A relação estética do homem com os obras é classificada pelas chamadas categorias estéticas: o belo, o feio, o sublime, o trágico, o cômico e o grotesco.

O conceito de belo é eminentemente histórico, já que cada época e cada cultura têm os seus padrões de beleza próprios. Classicamente, o belo advém de grandezas como a ordem, a simetria e o limite e associa-se às noções de gosto, de equilíbrio, de harmonia e de perfeição. De qualquer modo, o belo (assim como as demais categorias) é sempre sensação subjetiva e desinteressada, não sendo determinado por nenhuma predisposição particular do sujeito estético; o belo julga-se por si mesmo, “agrada sem conceito”.

Já o objeto feio talvez seja bem mais fácil de ser classificado que o belo, inclusive por estarmos cercados de milhares de itens desenvolvidos com fins eminentemente funcionais. Todavia um objeto feio necessariamente não é um produto mal concebido, isto é, um “feio” não é um “belo” que não “deu certo”. Feio não é o “não belo”.

Os juízos sobre o belo e o feio são potencialmente arbitrários. Se um objeto é considerado feio é porque não possui aquilo que se julga ser belo, mas como tal consideração é sempre subjetiva, o que é feio para uns pode ser até sublime para outros e vice-versa.

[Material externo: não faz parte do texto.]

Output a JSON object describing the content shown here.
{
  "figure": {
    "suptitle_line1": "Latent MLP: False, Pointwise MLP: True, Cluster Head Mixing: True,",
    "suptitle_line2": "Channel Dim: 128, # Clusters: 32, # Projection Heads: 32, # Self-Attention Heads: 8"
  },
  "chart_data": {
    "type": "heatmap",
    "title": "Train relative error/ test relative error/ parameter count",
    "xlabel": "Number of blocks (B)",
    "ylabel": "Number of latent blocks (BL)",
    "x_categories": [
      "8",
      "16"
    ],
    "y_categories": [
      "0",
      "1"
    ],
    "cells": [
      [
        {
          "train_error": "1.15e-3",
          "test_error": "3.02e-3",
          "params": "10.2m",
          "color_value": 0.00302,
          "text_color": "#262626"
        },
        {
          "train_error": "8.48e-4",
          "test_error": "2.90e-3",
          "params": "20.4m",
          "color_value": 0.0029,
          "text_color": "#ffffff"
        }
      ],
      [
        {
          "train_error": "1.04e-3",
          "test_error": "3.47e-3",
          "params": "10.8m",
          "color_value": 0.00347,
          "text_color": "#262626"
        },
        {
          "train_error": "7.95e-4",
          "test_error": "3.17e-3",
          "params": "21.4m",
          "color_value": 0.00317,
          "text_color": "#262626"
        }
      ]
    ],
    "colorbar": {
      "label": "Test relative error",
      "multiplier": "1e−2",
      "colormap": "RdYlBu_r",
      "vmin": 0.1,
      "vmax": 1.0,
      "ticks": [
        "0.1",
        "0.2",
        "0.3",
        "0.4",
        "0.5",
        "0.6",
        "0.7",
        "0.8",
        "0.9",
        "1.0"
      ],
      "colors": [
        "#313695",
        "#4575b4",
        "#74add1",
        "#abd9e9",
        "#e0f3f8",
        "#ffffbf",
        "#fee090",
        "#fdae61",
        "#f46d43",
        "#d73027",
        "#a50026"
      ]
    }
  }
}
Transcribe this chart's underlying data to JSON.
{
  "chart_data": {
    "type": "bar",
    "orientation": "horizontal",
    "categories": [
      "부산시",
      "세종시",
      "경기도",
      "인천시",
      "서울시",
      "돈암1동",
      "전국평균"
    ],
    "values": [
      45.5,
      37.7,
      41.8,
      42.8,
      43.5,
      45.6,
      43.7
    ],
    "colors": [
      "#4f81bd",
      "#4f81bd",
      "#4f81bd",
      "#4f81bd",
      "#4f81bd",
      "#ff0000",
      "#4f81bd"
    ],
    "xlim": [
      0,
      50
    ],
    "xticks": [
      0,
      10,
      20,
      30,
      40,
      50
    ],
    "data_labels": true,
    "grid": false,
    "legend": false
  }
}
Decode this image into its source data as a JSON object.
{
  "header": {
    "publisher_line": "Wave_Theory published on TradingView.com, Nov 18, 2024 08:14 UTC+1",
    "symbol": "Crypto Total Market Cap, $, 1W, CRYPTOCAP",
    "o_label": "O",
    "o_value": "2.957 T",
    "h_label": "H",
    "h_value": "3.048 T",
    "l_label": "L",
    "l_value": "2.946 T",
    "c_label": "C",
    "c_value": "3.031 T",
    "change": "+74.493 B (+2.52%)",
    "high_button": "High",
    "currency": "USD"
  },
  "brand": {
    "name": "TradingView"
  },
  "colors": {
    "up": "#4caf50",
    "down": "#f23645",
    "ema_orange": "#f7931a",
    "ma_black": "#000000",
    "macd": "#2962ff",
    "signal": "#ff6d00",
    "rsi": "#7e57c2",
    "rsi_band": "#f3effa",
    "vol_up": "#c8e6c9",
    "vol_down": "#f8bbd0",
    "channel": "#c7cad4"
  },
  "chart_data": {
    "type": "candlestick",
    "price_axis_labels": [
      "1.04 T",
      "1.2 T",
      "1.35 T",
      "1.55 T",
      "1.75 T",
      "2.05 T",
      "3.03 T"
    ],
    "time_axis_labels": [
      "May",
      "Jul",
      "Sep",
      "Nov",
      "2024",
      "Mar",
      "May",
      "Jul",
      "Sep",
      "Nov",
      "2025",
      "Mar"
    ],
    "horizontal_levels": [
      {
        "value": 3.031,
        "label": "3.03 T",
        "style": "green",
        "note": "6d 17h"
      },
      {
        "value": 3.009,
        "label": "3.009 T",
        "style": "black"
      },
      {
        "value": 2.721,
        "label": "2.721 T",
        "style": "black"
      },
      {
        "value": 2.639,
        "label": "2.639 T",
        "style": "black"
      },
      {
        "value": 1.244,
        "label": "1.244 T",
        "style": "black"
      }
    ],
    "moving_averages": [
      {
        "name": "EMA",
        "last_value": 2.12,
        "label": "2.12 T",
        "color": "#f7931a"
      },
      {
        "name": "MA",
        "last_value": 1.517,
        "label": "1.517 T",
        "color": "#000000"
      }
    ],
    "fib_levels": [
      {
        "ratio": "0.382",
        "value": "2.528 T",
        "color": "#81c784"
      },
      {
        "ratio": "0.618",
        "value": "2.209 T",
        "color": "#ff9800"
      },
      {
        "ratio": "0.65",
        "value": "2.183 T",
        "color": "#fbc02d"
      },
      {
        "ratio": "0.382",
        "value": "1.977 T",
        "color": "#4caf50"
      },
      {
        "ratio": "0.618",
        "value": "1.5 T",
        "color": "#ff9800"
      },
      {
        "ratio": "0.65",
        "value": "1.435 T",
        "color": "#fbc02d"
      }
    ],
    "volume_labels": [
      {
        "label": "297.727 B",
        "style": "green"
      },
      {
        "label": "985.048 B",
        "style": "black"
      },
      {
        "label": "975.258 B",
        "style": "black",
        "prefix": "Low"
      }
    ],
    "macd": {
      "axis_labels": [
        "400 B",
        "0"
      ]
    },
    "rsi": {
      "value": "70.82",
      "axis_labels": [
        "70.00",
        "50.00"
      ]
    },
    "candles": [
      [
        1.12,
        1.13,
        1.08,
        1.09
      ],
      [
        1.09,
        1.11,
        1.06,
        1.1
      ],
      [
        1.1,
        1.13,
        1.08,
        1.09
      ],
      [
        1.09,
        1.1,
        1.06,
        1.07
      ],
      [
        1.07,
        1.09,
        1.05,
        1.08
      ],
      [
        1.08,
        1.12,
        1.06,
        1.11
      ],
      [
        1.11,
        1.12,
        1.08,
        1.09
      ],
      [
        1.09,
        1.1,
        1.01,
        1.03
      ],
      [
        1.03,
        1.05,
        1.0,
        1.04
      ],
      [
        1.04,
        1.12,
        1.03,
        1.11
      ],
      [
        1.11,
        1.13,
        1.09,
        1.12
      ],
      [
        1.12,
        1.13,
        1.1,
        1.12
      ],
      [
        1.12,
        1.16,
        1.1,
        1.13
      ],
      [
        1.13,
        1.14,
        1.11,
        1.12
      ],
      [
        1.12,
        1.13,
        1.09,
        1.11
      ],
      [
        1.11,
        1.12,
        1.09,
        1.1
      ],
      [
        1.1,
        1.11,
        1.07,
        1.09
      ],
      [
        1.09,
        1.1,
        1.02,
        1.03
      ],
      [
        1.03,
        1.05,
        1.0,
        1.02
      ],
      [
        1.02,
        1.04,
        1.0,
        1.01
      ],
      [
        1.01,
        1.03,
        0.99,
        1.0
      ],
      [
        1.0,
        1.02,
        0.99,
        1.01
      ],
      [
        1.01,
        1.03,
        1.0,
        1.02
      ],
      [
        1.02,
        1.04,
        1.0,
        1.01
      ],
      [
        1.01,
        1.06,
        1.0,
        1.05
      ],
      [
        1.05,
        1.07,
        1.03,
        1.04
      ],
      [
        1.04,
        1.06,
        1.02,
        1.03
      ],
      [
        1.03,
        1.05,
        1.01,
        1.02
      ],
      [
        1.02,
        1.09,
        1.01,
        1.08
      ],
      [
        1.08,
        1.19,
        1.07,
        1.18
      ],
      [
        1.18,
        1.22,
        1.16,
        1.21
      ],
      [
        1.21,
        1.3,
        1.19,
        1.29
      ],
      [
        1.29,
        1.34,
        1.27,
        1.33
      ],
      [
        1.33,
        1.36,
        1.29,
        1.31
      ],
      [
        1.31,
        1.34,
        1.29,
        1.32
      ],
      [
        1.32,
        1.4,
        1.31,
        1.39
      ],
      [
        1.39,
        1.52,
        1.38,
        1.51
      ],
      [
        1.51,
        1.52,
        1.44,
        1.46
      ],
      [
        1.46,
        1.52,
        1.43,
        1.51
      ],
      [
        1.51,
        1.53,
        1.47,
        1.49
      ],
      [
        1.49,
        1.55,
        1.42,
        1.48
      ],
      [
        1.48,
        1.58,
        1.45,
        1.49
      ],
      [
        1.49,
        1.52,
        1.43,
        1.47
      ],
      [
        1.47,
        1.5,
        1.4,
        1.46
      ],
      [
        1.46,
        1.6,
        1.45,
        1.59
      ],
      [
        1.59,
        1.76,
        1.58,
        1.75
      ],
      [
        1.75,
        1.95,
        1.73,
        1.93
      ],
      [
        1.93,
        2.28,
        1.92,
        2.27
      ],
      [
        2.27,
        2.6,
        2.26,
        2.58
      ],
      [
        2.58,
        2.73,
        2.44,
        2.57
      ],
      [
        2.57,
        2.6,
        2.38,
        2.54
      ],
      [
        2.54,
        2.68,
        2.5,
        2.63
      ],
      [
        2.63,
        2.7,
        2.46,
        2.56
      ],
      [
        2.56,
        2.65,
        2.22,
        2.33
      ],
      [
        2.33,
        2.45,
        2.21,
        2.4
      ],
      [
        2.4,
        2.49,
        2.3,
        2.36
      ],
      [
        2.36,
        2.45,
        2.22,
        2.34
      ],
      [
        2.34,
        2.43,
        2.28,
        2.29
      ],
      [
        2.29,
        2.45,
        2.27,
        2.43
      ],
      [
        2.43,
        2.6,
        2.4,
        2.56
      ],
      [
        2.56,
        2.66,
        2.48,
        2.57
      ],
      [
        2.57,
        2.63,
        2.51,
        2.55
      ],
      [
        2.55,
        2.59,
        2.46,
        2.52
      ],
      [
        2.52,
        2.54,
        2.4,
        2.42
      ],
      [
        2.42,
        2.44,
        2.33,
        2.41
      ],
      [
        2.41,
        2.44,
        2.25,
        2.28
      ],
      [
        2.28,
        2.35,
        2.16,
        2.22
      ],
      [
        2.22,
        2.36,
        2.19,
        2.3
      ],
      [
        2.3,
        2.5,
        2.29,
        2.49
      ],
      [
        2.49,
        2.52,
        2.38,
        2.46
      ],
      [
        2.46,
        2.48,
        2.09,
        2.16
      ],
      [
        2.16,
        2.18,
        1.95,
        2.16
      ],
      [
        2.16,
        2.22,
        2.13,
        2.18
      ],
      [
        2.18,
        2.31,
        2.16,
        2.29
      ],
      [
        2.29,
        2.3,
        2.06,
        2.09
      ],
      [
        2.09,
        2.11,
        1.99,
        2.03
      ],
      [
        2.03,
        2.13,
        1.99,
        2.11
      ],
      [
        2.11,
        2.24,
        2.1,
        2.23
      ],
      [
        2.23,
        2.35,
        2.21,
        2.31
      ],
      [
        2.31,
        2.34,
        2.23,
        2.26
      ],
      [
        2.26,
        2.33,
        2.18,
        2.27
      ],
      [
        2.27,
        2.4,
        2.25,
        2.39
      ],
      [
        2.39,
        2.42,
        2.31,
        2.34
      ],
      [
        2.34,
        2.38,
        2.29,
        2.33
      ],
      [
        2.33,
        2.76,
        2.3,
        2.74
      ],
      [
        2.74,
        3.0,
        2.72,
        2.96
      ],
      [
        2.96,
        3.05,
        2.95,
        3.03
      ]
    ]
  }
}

O sublime não é apenas o belo elevado ao seu mais alto grau; exige a condição de ilimitado, ou seja: é sublime o que nos escapa do juízo imediato do belo. O sublime é aquilo que a imaginação não consegue apreender; o belo é passível de apreensão pela imaginação e encontra-se num objeto finito. Já o trágico, do ponto de vista estético, incorpora não só critérios de dramaticidade, mas também um certo “prazer” no sujeito estético, por mais antagônico que sejam esses sentimentos.

Objetos cômicos são aqueles que apresentam, como o próprio nome diz, um grau de comicidade superior ao comum. Isto é, por sua forma, provocam risos no sujeito estético. A comicidade não está presente tão só nos objetos lúdicos, nem tampouco naqueles que têm este requisito como sendo obrigatório. Um produto pode ser cômico de uma forma despretensiosa e nem por isso obstar os risos das pessoas que o apreciam.

Além dos risos, a mudança formal de um objeto pode gerar outros tipos de sentimentos, inclusive a repulsa e a rejeição. Esta alteração conceitual, quando realizada de uma forma abrupta, pode dar um aspecto disforme a alguns produtos, tornando-os esteticamente classificados como grotesco, categoria caracteriza pela presença predominante do estranho, do fantástico e do irreal ou antinatural, que podem ocorrer, por sua vez, em cenários distintos. O estranho e o fantástico podem ser de natureza diversa, constituindo-se na tendência de unir seres diferentes e objetos reais a outros realizados ou deslocados de seu contexto natural.